A novel packed into a short story, the tale of Vera’s life built itself line by line into utterly surprising and powerful territory. The complexity between the mother and daughter and the force of things unsaid culminated in a final heartbreaking outcome that was deeply moving. This story felt timeless and cinematic but offered enough specificity to become something all its own. I found it haunting in the best way. – Chelsea Bieker, guest judge

Vera cleans the dirt from under her fingernails. She can’t distinguish between the ornate words her mother lances her with: Ungrateful, defiant, disturbed. They all mean the same thing: Bad.

Contact Information: brendapsalinas@gmail.com

Biographical Statement:

I am fascinated by who gets to tell stories. In my work, characters engage in narrative tug-of-wars, fighting over their right to frame the truth. As a journalist and fiction writer, I am proud to work in the tradition of Katherine Anne Porter, Nora Ephron, Mariana Enriquez and Isabel Allende.

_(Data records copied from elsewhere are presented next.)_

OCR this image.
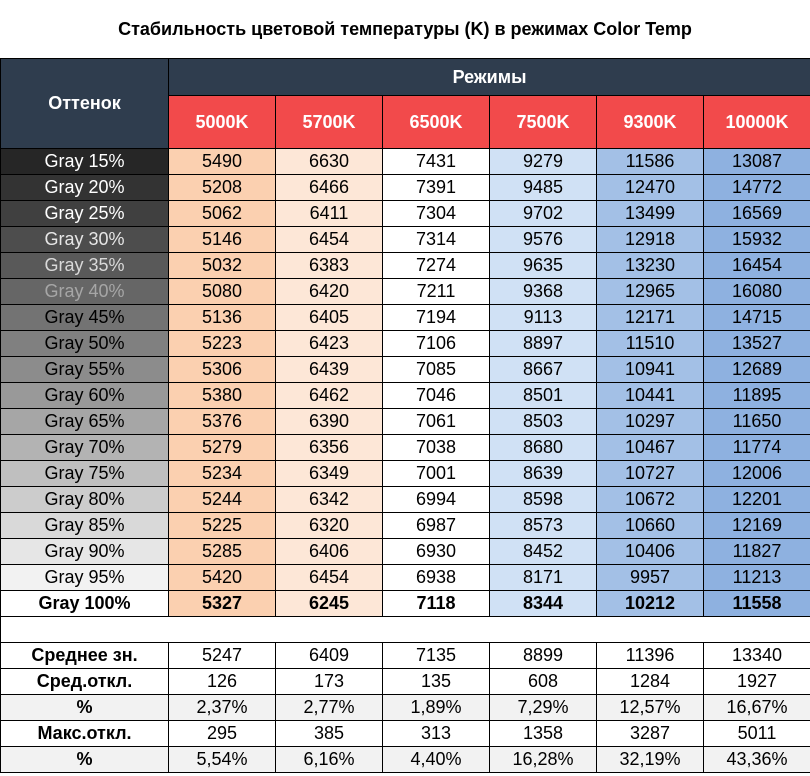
Стабильность цветовой температуры (K) в режимах Color Temp
Оттенок	Режимы					
	5000K	5700K	6500K	7500K	9300K	10000K
Gray 15%	5490	6630	7431	9279	11586	13087
Gray 20%	5208	6466	7391	9485	12470	14772
Gray 25%	5062	6411	7304	9702	13499	16569
Gray 30%	5146	6454	7314	9576	12918	15932
Gray 35%	5032	6383	7274	9635	13230	16454
Gray 40%	5080	6420	7211	9368	12965	16080
Gray 45%	5136	6405	7194	9113	12171	14715
Gray 50%	5223	6423	7106	8897	11510	13527
Gray 55%	5306	6439	7085	8667	10941	12689
Gray 60%	5380	6462	7046	8501	10441	11895
Gray 65%	5376	6390	7061	8503	10297	11650
Gray 70%	5279	6356	7038	8680	10467	11774
Gray 75%	5234	6349	7001	8639	10727	12006
Gray 80%	5244	6342	6994	8598	10672	12201
Gray 85%	5225	6320	6987	8573	10660	12169
Gray 90%	5285	6406	6930	8452	10406	11827
Gray 95%	5420	6454	6938	8171	9957	11213
Gray 100%	5327	6245	7118	8344	10212	11558

Среднее зн.	5247	6409	7135	8899	11396	13340
Сред.откл.	126	173	135	608	1284	1927
%	2,37%	2,77%	1,89%	7,29%	12,57%	16,67%
Макс.откл.	295	385	313	1358	3287	5011
%	5,54%	6,16%	4,40%	16,28%	32,19%	43,36%
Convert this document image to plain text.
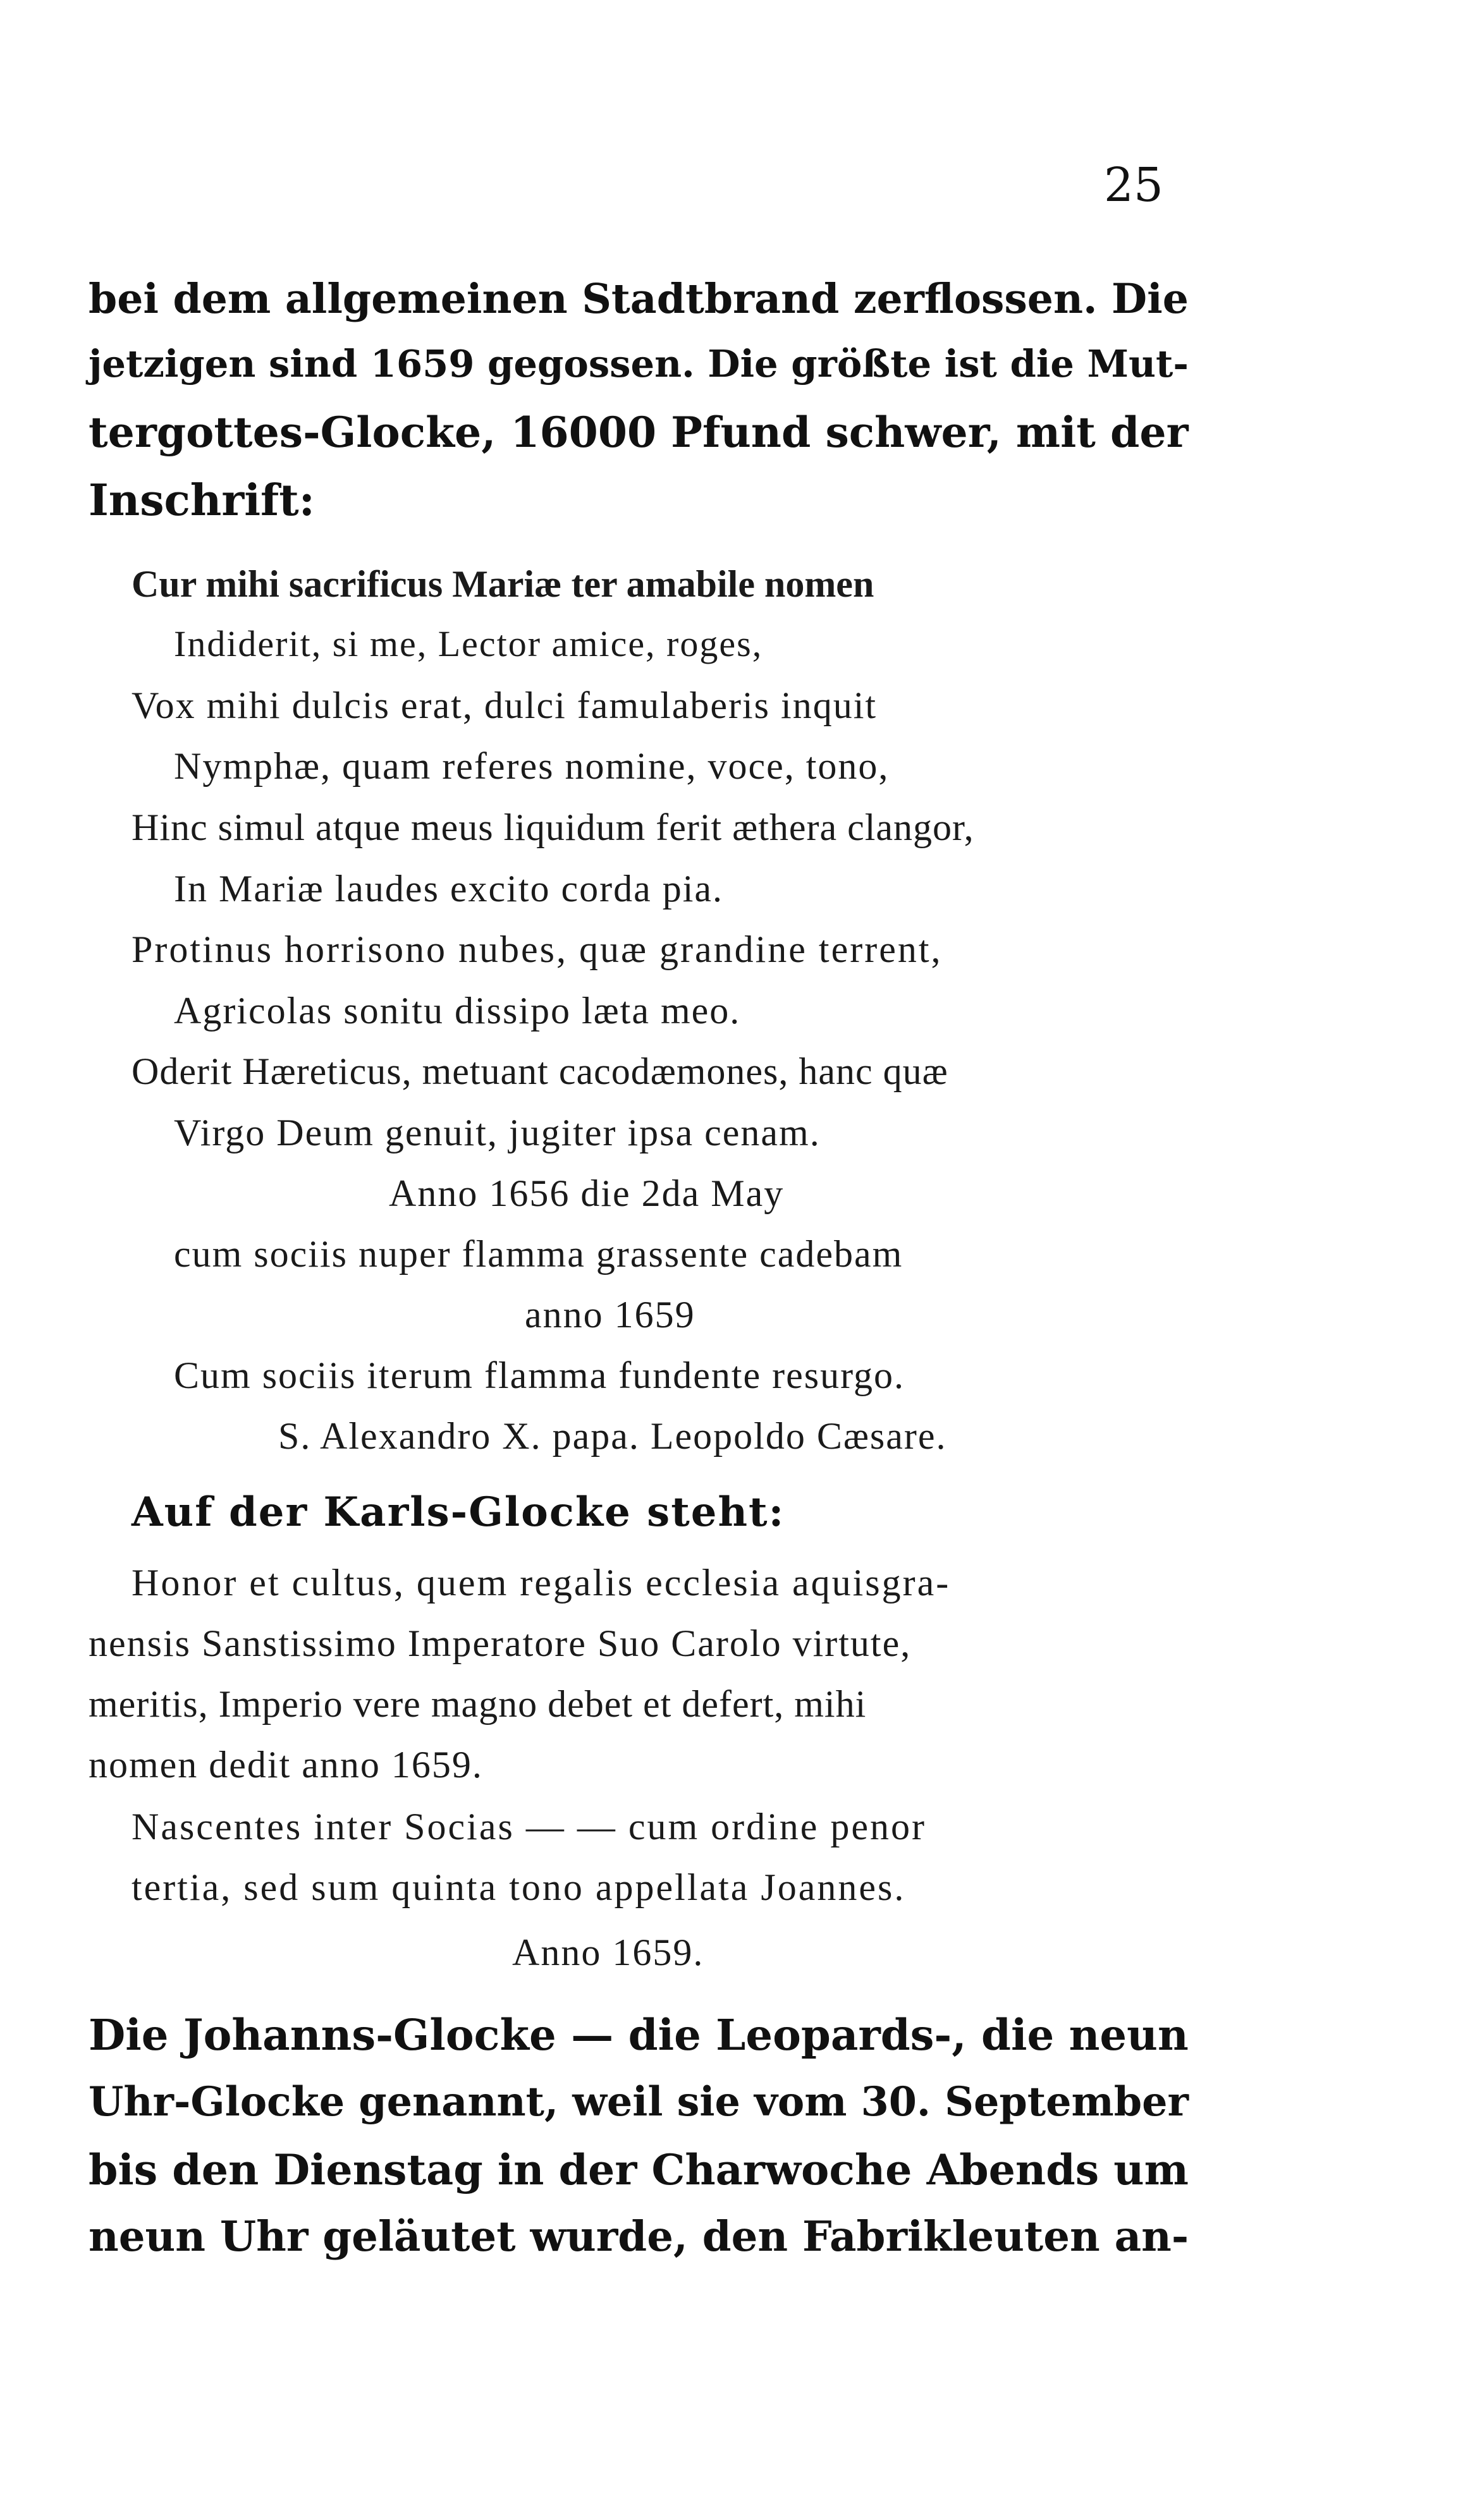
25
bei dem allgemeinen Stadtbrand zerflossen. Die
jetzigen sind 1659 gegossen. Die größte ist die Mut-
tergottes-Glocke, 16000 Pfund schwer, mit der
Inschrift:
Cur mihi sacrificus Mariæ ter amabile nomen
Indiderit, si me, Lector amice, roges,
Vox mihi dulcis erat, dulci famulaberis inquit
Nymphæ, quam referes nomine, voce, tono,
Hinc simul atque meus liquidum ferit æthera clangor,
In Mariæ laudes excito corda pia.
Protinus horrisono nubes, quæ grandine terrent,
Agricolas sonitu dissipo læta meo.
Oderit Hæreticus, metuant cacodæmones, hanc quæ
Virgo Deum genuit, jugiter ipsa cenam.
Anno 1656 die 2da May
cum sociis nuper flamma grassente cadebam
anno 1659
Cum sociis iterum flamma fundente resurgo.
S. Alexandro X. papa. Leopoldo Cæsare.
Auf der Karls-Glocke steht:
Honor et cultus, quem regalis ecclesia aquisgra-
nensis Sanstissimo Imperatore Suo Carolo virtute,
meritis, Imperio vere magno debet et defert, mihi
nomen dedit anno 1659.
Nascentes inter Socias — — cum ordine penor
tertia, sed sum quinta tono appellata Joannes.
Anno 1659.
Die Johanns-Glocke — die Leopards-, die neun
Uhr-Glocke genannt, weil sie vom 30. September
bis den Dienstag in der Charwoche Abends um
neun Uhr geläutet wurde, den Fabrikleuten an-
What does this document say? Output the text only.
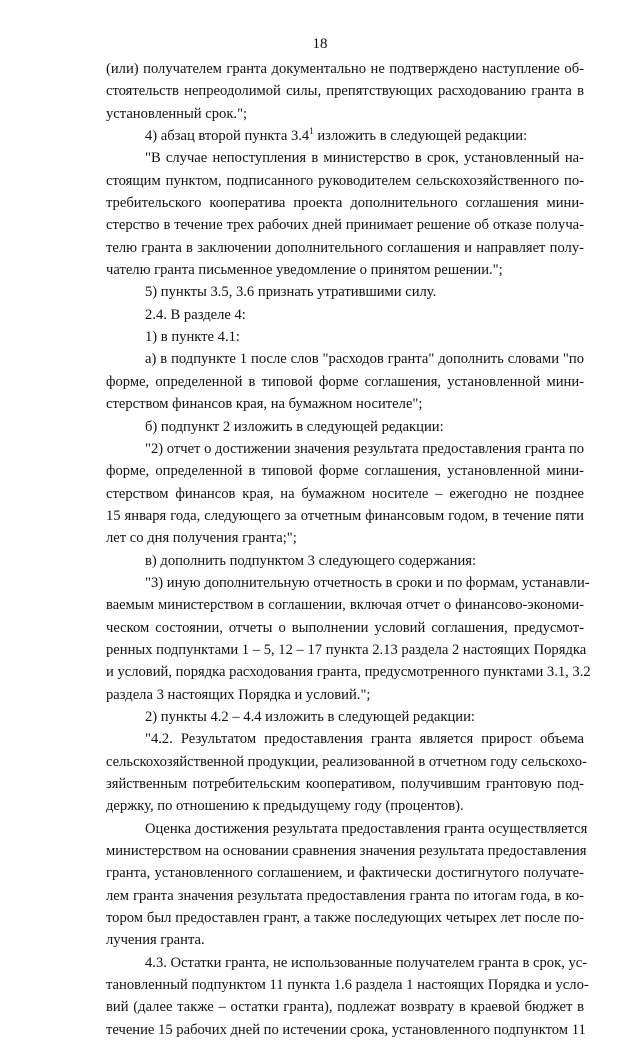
18
(или) получателем гранта документально не подтверждено наступление об-
стоятельств непреодолимой силы, препятствующих расходованию гранта в
установленный срок.";
4) абзац второй пункта $3.4^1$ изложить в следующей редакции:
"В случае непоступления в министерство в срок, установленный на-
стоящим пунктом, подписанного руководителем сельскохозяйственного по-
требительского кооператива проекта дополнительного соглашения мини-
стерство в течение трех рабочих дней принимает решение об отказе получа-
телю гранта в заключении дополнительного соглашения и направляет полу-
чателю гранта письменное уведомление о принятом решении.";
5) пункты 3.5, 3.6 признать утратившими силу.
2.4. В разделе 4:
1) в пункте 4.1:
а) в подпункте 1 после слов "расходов гранта" дополнить словами "по
форме, определенной в типовой форме соглашения, установленной мини-
стерством финансов края, на бумажном носителе";
б) подпункт 2 изложить в следующей редакции:
"2) отчет о достижении значения результата предоставления гранта по
форме, определенной в типовой форме соглашения, установленной мини-
стерством финансов края, на бумажном носителе – ежегодно не позднее
15 января года, следующего за отчетным финансовым годом, в течение пяти
лет со дня получения гранта;";
в) дополнить подпунктом 3 следующего содержания:
"3) иную дополнительную отчетность в сроки и по формам, устанавли-
ваемым министерством в соглашении, включая отчет о финансово-экономи-
ческом состоянии, отчеты о выполнении условий соглашения, предусмот-
ренных подпунктами 1 – 5, 12 – 17 пункта 2.13 раздела 2 настоящих Порядка
и условий, порядка расходования гранта, предусмотренного пунктами 3.1, 3.2
раздела 3 настоящих Порядка и условий.";
2) пункты 4.2 – 4.4 изложить в следующей редакции:
"4.2. Результатом предоставления гранта является прирост объема
сельскохозяйственной продукции, реализованной в отчетном году сельскохо-
зяйственным потребительским кооперативом, получившим грантовую под-
держку, по отношению к предыдущему году (процентов).
Оценка достижения результата предоставления гранта осуществляется
министерством на основании сравнения значения результата предоставления
гранта, установленного соглашением, и фактически достигнутого получате-
лем гранта значения результата предоставления гранта по итогам года, в ко-
тором был предоставлен грант, а также последующих четырех лет после по-
лучения гранта.
4.3. Остатки гранта, не использованные получателем гранта в срок, ус-
тановленный подпунктом 11 пункта 1.6 раздела 1 настоящих Порядка и усло-
вий (далее также – остатки гранта), подлежат возврату в краевой бюджет в
течение 15 рабочих дней по истечении срока, установленного подпунктом 11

I graduated from Columbia University with a prestigious fellowship from NPR, where I mastered the art of audio storytelling. I currently work as a Senior Producer at ABC News, where I edit and produce award-winning podcasts. I had always written as a hobby, but once my journalism career was established, I wanted to take fiction more seriously. Looking for an MFA program that I could balance with my career, I found The Writer’s Foundry at St. Joseph’s University in Brooklyn. I spent evenings workshopping with Lee Clay Johnson, Cleyvis Natera, David Gates, Andrew Martin and Steven Hobbs. I also started teaching undergraduate English in the mornings. Seven of the stories I wrote during those two years have been published to date. In addition to The Masters Review, I have been finalist in fiction contests organized by The Breakwater Review, Landing Zone Magazine and Pinch Journal. I’ve also been published in The Coachella Review, Big Muddy and Solstice Literary Magazine. These stories, along with “The Distant Daughter“, are a part of my MFA thesis. Dearly Domesticated is a collection of twenty-two thematically linked stories that borrow gothic tropes to explore modern-day womanhood, femininity, and rage from a Mexican-American point of view. In the title story, the adult narrator, Carmen, looks backs at how her mother trained her to fulfill her class and gender expectations. This theme reverberates throughout the collection, which includes stories of different lengths, geographies and genres.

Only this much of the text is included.